Aquatic Therapy is different from aquatic exercise in a few distinct ways. Aquatic Therapy focuses on rehabilitative techniques and making sure your body heals properly (from either injury, illness or surgery) Aquatic exercise, on the other hand, is performed while in good health, and focuses on endurance, strength, weight loss and recreation.
Both aquatic exercise and aquatic therapy serve different functions so be sure that you are using the right one to suit your personal needs (they are not interchangeable). You should also consult a doctor before using either of these programs—water resistance is not for everyone.
Don't wait to get healthy! If you are in need of physical therapy or rehab, aquatic therapy allows you to begin a routine much earlier than non-aquatic methods. Due to the buoyancy, controlled temperatures, and low impact properties, aquatic therapy can be taken advantage of earlier than normal therapy.
*If you are looking for the quickest route to health, this is a good option because you can start right away!

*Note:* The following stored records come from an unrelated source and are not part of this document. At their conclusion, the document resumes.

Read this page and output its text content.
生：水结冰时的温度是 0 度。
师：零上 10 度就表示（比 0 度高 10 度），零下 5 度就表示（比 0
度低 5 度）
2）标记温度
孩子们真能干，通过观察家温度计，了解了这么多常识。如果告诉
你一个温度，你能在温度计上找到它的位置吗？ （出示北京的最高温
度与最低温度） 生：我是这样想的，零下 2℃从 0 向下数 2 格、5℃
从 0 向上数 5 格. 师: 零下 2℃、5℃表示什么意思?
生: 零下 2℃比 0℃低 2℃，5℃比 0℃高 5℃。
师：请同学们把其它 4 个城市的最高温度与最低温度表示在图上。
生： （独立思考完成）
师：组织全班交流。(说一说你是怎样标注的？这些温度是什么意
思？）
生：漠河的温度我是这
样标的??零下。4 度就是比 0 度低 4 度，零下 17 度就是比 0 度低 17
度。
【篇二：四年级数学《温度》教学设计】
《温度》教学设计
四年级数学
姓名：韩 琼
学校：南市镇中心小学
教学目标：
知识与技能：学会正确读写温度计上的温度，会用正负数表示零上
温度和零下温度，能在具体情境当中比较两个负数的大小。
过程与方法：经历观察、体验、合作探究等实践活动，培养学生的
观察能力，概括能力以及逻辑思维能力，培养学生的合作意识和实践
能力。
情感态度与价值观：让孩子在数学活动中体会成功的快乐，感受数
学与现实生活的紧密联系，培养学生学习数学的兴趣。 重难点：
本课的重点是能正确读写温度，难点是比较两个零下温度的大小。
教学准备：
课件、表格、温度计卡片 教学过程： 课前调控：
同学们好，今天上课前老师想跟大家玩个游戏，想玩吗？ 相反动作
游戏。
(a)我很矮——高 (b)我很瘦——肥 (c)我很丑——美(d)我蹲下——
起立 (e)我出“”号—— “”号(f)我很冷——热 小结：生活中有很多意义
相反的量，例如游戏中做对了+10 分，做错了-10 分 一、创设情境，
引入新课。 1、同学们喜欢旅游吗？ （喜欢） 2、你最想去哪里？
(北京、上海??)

Some helpful information on aquatic therapy starts with choosing belts. We are not unisex creatures that wear silver jumpsuits; we are a collection of different male and female body types. Aside from bowling shoes, pretty much all clothing and apparel manufacturers recognize this fact. Even when it comes to aquatic therapy items like buoyancy belts (aka: flotation belts).
Buoyancy belts are devices that keep you stable during aquatic therapy exercises. Women's belts are generally narrower than those of men. And, men usually need a bit more belt to help them stay afloat. Manufacturers of these belts also produce belts based on other characteristics like children's sizes or for women who are pregnant.
*Before you grab a belt be sure it's right for you!
Ever try running really fast in a pool? Next to impossible, right? That's because water is causing the resistance, which essentially is the idea behind aquatic therapy (using resistance to work the muscle).
Not everyone is built the same. So some people will have an easier time with movement during swimming pool exercises than others. If it becomes too easy, people can actually wear water gloves or water shoes that add resistance. This is either done by adding surface area (creating webbed gloves) or by adding weights to the shoes.
*Make sure you check with a professional to find out if extra resistance is what you need or can handle. The benefits of aquatic therapy are many, but not you need to cater your therapy to your needs.
Water weight is good! Aquatic therapy is always advantageous, but adding a counter-current pool to your routine has a synergistic effect. The current that flows against you increases the resistance even further. Increased resistance can allow for certain rehabilitations to proceed much quicker, with much more efficiency.
*Some medical conditions can be aggravated by aquatic therapy so be sure you consult a doctor before starting this program.